Back in 2007, our office took on a layoff candidate who happened to be a little person. I had no idea that this had occurred as I work downstairs and he would be working upstairs. Randomly during a managers' meeting (in September) I start talking about how, instead of doing a Secret Santa type gift exchange during the holidays, everyone can buy wrapped gifts, put them in a play pen and we'll have an office midget throw them at us. Apparently, this was now horribly offensive as we now actually had a midget working for us. Over the next few months, there were three awesome things that happened:

- One: We had a Department-wide picnic that was Western themed. He dressed like a tiny cowboy.

- Two: For Halloween, he dressed as a tiny ninja.
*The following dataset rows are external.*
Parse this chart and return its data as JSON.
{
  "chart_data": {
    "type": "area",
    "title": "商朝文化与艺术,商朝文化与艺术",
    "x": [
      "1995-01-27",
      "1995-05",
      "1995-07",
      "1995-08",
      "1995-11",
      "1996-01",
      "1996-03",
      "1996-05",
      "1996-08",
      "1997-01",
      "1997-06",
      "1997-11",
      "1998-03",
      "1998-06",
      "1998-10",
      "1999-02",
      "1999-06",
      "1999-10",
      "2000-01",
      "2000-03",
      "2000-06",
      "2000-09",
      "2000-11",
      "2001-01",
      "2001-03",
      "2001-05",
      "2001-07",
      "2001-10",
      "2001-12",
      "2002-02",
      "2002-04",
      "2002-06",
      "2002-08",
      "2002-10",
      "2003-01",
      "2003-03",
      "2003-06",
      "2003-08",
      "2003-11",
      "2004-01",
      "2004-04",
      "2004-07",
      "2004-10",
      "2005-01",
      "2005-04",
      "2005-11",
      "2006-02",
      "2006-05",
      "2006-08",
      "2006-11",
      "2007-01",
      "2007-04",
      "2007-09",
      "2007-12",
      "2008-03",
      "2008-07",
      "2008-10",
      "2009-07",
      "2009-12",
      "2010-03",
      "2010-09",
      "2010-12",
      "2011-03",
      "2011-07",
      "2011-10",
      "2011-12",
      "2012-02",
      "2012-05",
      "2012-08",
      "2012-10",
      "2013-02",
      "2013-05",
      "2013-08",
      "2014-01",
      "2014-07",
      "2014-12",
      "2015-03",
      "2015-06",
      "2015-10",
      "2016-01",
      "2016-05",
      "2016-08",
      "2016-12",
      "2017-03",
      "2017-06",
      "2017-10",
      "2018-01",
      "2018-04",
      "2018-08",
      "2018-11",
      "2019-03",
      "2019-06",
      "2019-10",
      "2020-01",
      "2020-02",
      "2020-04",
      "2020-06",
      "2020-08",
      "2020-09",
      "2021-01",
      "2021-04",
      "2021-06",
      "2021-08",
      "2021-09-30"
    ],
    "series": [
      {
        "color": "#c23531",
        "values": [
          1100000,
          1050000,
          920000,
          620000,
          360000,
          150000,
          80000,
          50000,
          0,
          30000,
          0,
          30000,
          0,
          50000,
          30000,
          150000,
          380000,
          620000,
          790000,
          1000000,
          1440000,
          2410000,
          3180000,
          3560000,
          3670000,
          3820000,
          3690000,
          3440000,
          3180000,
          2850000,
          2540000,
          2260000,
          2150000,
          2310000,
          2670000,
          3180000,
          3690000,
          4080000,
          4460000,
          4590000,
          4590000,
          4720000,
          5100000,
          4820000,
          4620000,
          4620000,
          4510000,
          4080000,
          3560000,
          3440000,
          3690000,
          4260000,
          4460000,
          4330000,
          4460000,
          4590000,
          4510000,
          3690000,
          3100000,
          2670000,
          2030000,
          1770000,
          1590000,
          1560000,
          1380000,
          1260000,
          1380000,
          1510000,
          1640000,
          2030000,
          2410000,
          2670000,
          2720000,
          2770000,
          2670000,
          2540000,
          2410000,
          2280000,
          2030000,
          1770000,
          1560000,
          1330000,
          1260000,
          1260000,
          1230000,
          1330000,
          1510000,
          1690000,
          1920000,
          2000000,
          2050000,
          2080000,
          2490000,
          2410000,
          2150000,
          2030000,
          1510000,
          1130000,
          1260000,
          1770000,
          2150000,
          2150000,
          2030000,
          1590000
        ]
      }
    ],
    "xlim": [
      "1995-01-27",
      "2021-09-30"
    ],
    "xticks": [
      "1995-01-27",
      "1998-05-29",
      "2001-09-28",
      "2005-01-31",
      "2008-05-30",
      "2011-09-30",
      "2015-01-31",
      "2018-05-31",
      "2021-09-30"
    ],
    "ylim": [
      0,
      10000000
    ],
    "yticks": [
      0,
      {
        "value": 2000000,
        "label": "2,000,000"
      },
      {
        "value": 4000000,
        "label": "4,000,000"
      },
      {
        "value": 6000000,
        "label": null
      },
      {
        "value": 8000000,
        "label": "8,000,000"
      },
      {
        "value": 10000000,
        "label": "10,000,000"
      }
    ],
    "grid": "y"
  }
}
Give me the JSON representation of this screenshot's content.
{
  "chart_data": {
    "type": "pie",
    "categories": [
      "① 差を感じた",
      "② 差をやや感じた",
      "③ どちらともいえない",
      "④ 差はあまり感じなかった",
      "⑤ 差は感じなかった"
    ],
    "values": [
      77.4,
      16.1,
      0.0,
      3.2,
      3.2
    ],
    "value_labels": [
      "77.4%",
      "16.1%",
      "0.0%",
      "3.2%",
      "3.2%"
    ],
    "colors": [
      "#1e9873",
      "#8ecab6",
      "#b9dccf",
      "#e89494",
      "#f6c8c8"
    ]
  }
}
- Three: At lunch, we had an in-office mini-golf tournament, and he was on my team. Click below to see the picture.

HERE

Don't worry- we actually do real work from time to time.

Tony B. said...

Found some other pics:

COWBOY

and

NINJA

Mr. Ace said...

That is the oldest midget I have ever seen. I thought they were exiled when they turned 30.

Anonymous said...

Count on Dut to not live up to expectations.

-Lil' Strut

GMoney said...

That is the most terrifying midget I've ever seen. I'm going to have nightmares about that weak-chinned man-baby. Does he have leukemia?

Tony B. said...

No leukemia, but I do think he ages faster than most people age. I don't think he's actually as old as he looks.

Anonymous said...

Lil strut- I never had expectations. Now shut your dirty little mouth.

Dut

Drew said...

I'd be scared shitless about bumping into Tony B's midget co-worker and somehow just immediately crushing his chest and killing him. That midget looks like he would die on impact from just about anything.

MuDawgfan said...

The picture of him as a ninja looks like the emperor from Star Wars.

However - you probably get MVP for the day for posting pictures.

Grumpy said...

The guy pictured looks more like he has progeria than actually being a little person. It is very rare and causes premature aging.

GMoney said...

You might want to ask the guy if he is Benjamin Button.